Attorney for plaintiff: John Bunker, Esq., (orally) Paine, Lynch & Harris, P.A. P O Box 1451 Bangor, ME 04402-1451 Attorney for defendant: Christopher C. Dinan, Esq., (orally) Monaghan, Leahy, Hochadel & Libby, LLP P O Box 7046 Portland, ME 04112-7046
FOOTNOTES******************************** {1} . The driver of the car was originally named as a defendant, but the action was dismissed as to him because Jackson was unable to serve process on him. {2} . All of the parties and the court treated the Legion's motion as a Rule 12(b)(6) motion. Since the court indicated that it took the evidence presented at the trial in consideration in ruling on the motion, the motion should be considered as a motion for judgment as a matter of law pursuant to M.R. Civ. P. 50(a). {3} . We also note that the comment to that Restatement section states that "an innkeeper [is not] under a duty to a guest who is injured or endangered while he is away from the premises." Restatement (Second) of Torts § 314A cmt. c. {4} . The MLLA was adopted in part because servers had a difficult time obtaining insurance, when the extent of their common law liability outside the previous Dram Shop Act was unclear.
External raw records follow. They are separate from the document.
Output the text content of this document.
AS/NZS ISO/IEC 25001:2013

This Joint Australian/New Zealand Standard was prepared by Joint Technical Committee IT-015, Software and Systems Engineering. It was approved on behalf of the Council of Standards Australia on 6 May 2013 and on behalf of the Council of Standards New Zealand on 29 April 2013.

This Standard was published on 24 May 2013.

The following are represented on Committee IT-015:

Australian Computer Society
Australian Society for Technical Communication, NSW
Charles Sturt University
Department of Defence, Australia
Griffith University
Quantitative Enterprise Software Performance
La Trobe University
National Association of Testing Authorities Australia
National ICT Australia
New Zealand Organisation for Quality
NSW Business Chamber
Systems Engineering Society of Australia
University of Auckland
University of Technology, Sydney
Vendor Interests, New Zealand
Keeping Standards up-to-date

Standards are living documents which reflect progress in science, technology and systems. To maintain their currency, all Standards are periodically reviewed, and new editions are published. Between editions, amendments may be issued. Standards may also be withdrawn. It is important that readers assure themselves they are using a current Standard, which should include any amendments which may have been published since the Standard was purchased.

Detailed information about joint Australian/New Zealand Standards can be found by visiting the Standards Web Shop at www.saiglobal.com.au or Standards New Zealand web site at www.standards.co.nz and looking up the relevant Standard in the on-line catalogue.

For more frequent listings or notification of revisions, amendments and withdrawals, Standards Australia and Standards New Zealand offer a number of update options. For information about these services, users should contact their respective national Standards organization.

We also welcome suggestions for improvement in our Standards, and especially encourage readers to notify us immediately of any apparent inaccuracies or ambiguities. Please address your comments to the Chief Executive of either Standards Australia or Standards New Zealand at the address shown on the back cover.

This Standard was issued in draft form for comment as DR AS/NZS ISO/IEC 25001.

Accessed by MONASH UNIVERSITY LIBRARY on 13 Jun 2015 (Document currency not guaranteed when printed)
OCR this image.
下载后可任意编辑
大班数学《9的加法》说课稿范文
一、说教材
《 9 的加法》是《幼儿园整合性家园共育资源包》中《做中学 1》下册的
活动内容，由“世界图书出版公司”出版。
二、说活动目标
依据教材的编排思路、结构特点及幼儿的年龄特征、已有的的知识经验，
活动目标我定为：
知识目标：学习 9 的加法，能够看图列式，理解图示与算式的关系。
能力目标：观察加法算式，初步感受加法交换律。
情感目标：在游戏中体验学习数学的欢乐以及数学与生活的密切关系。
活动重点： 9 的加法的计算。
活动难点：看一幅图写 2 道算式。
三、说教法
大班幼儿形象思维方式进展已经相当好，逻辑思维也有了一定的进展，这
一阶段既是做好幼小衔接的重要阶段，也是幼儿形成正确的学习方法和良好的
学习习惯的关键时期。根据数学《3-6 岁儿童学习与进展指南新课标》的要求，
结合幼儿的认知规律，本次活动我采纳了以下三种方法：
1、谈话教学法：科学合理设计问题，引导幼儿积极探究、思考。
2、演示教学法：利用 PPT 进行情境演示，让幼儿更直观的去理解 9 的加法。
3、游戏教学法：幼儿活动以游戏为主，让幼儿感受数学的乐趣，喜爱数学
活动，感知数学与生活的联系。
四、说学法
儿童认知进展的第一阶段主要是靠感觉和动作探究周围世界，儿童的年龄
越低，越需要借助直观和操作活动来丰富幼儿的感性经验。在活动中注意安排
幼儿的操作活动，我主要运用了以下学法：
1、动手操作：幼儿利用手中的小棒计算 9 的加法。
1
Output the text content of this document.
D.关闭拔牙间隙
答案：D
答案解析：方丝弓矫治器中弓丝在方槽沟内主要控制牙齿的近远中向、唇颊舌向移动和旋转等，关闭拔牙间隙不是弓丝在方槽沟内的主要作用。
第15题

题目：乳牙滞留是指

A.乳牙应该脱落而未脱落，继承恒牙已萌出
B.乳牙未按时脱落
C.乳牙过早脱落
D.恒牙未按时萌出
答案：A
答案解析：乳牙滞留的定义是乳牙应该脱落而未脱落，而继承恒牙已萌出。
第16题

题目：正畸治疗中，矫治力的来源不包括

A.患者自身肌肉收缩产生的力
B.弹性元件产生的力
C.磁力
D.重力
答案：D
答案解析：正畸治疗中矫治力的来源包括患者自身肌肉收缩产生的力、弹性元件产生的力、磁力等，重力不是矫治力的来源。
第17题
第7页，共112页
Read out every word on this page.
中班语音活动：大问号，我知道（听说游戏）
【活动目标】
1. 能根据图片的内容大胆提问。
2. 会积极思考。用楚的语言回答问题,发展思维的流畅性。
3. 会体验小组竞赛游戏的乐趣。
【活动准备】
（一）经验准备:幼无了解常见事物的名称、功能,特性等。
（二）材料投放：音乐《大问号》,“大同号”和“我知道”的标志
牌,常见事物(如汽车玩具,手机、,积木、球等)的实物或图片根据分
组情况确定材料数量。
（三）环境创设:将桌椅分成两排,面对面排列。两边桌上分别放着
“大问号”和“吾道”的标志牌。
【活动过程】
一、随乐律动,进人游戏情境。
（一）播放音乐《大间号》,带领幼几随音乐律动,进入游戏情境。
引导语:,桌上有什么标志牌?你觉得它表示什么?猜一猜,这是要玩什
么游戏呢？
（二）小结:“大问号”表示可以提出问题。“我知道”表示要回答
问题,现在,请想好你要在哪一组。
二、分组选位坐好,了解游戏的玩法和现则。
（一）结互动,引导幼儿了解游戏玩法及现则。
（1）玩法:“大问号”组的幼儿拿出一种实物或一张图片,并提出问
See Report of the Joint Standing Committee on Legal Affairs, The Dram Shop Act and Liquor Liability Law in Maine 8 (1986). See also William P. Shumaker, Comment, From "Maine Law" to Model Act: Liquor Liability in Maine, 39 Me. L. Rev. 149, 200 (1987) ("Having achieved what it believed was an equitable balance of duties and liabilities among the various interested parties, the Committee did not want the balance upset by the intrusion of . . . additional common law liability."). {5} . As an intoxicated adult, Jackson was barred from suing under the MLLA for negligent service of liquor. See 28-A M.R.S.A. § 2504(2)(A) (1988).